I’ve since reflected on this. How could someone pass by a dirty hand print and not clean it up? But then I thought, the dirty hand print is just one manifestation of the larger mosaic of ruin and misery that must have been present in their lives. It’s like expressing frustration at a person struggling with chronic depression, exclaiming “I don’t now why you don’t just get out of bed!” The psychological, physical, emotional, mental, spiritual ruin some people live in keeps them from seeing the handprint as obvious. They don’t see the problem as fixable, nor do they feel the efficacy to fix it. The totality of the ruin that surrounds them eventually threatens to overrun them. And when it does, they experience what some call “giving up.” But that phrase is a bit facetious. What actually happens for people when they are at the crossroads of personal ruin is more devastating. The burden of the worlds sadness crushes them, and they break.

Understanding even a sliver of this existential horror show allows a person to really hear the invitation of Jesus as gospel. The tender beckoning of “come to me, all who labor and are heavy laden, and I will give you rest. Take my yoke upon you, and learn from me, for I am gentle and lowly in heart, and you will find rest for your souls. For my yoke is easy, and my burden is light.”

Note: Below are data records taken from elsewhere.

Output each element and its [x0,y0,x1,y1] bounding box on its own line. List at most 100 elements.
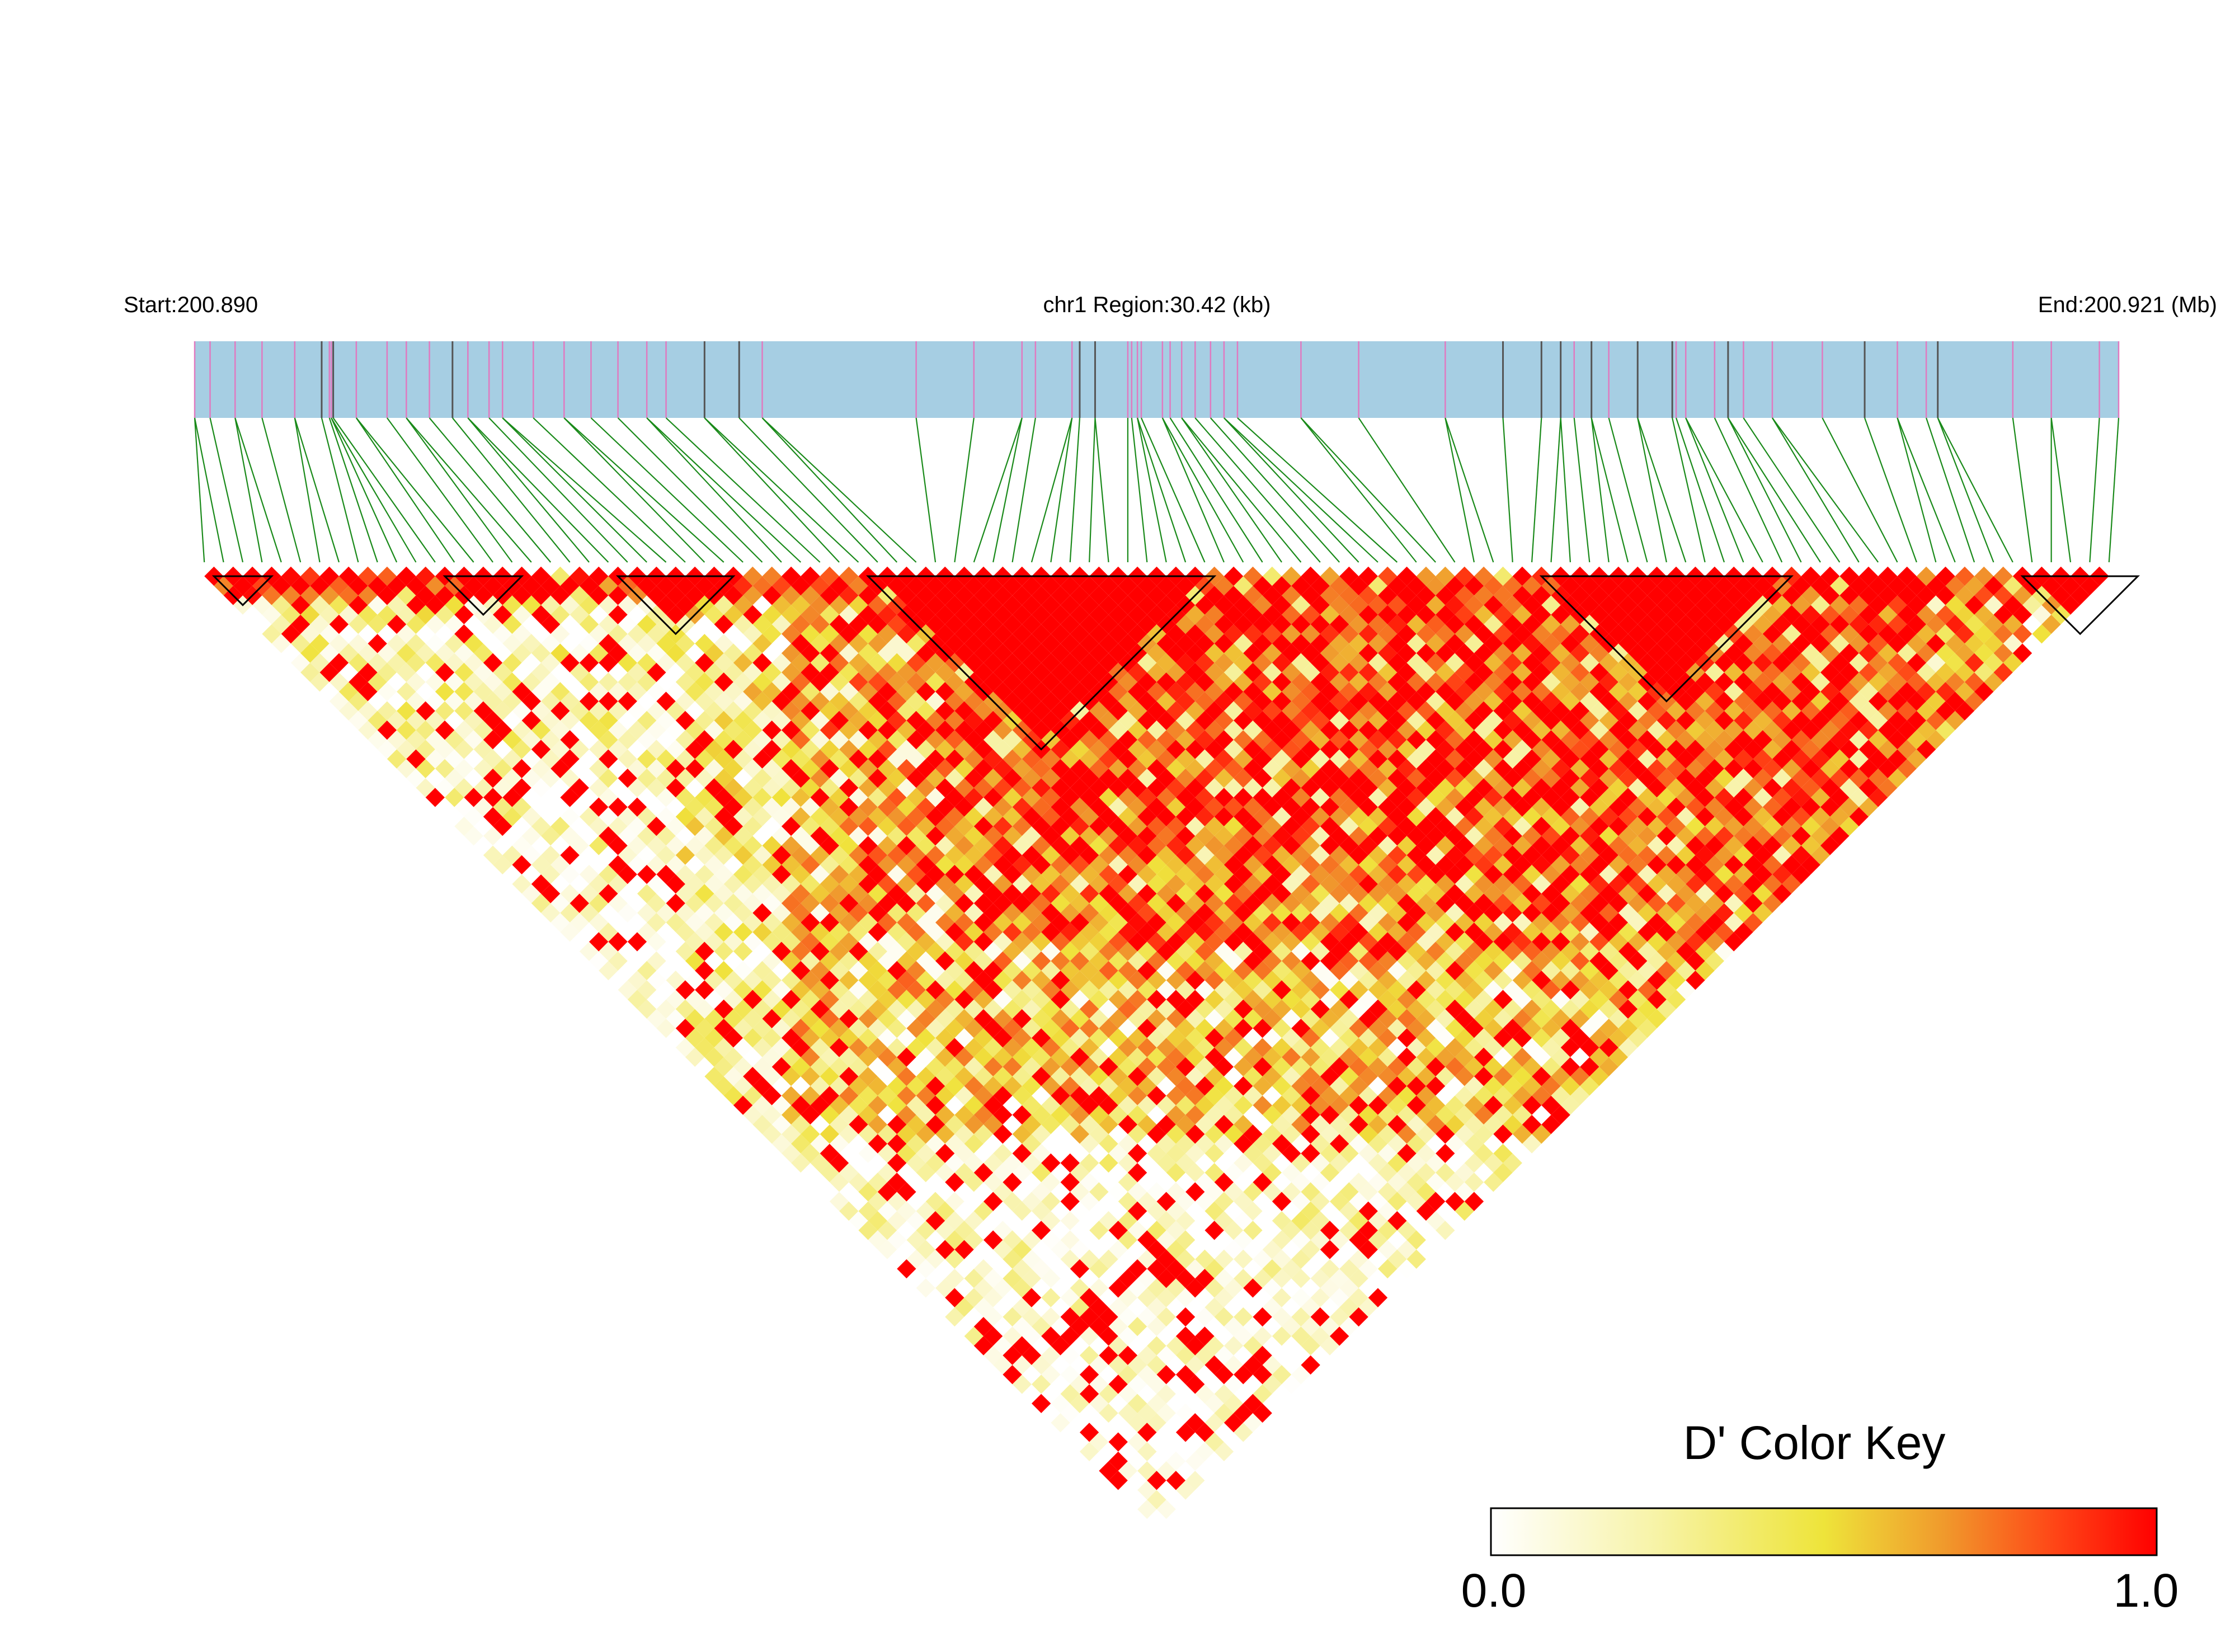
ld-cell [502,614,522,634]
ld-cell [1070,720,1090,740]
ld-cell [685,682,705,702]
ld-cell [666,816,685,836]
ld-cell [983,576,1003,596]
ld-cell [1310,1114,1330,1135]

These words express the basic gospel hope for a people crushed by their load of misery. Jesus stands in solidarity with the crushed, because he was crushed with the full brunt of the worlds decay, and he died rotten on that cursed old growth tree. But he alone stalemated the forces of ruin. And more than that, he triumphed victoriously, shedding the horrors of hell. And so his invitation is to participate in a different way. He calls to a people at the crossroads of ruin, and he says don’t give up, but don’t try and climb out by yourself. He instead climbs in with us, absorbs the burden we cannot bear, and calls us to bear the lighter load of faith—trusting that he will one day consummate our joy by restoring all things to himself.

And so the people who find themselves at the foot of the fallen decaying tree, need to also know that Jesus was crushed under that on their behalf. And so we should throw ourselves into the good work of restoring power to our deep freezes and pulling hard maples off the roof of our neighbors houses. But we must remember that the physical ruin manifests a much deeper spiritual ruin, one that Jesus wants to lighten for the world.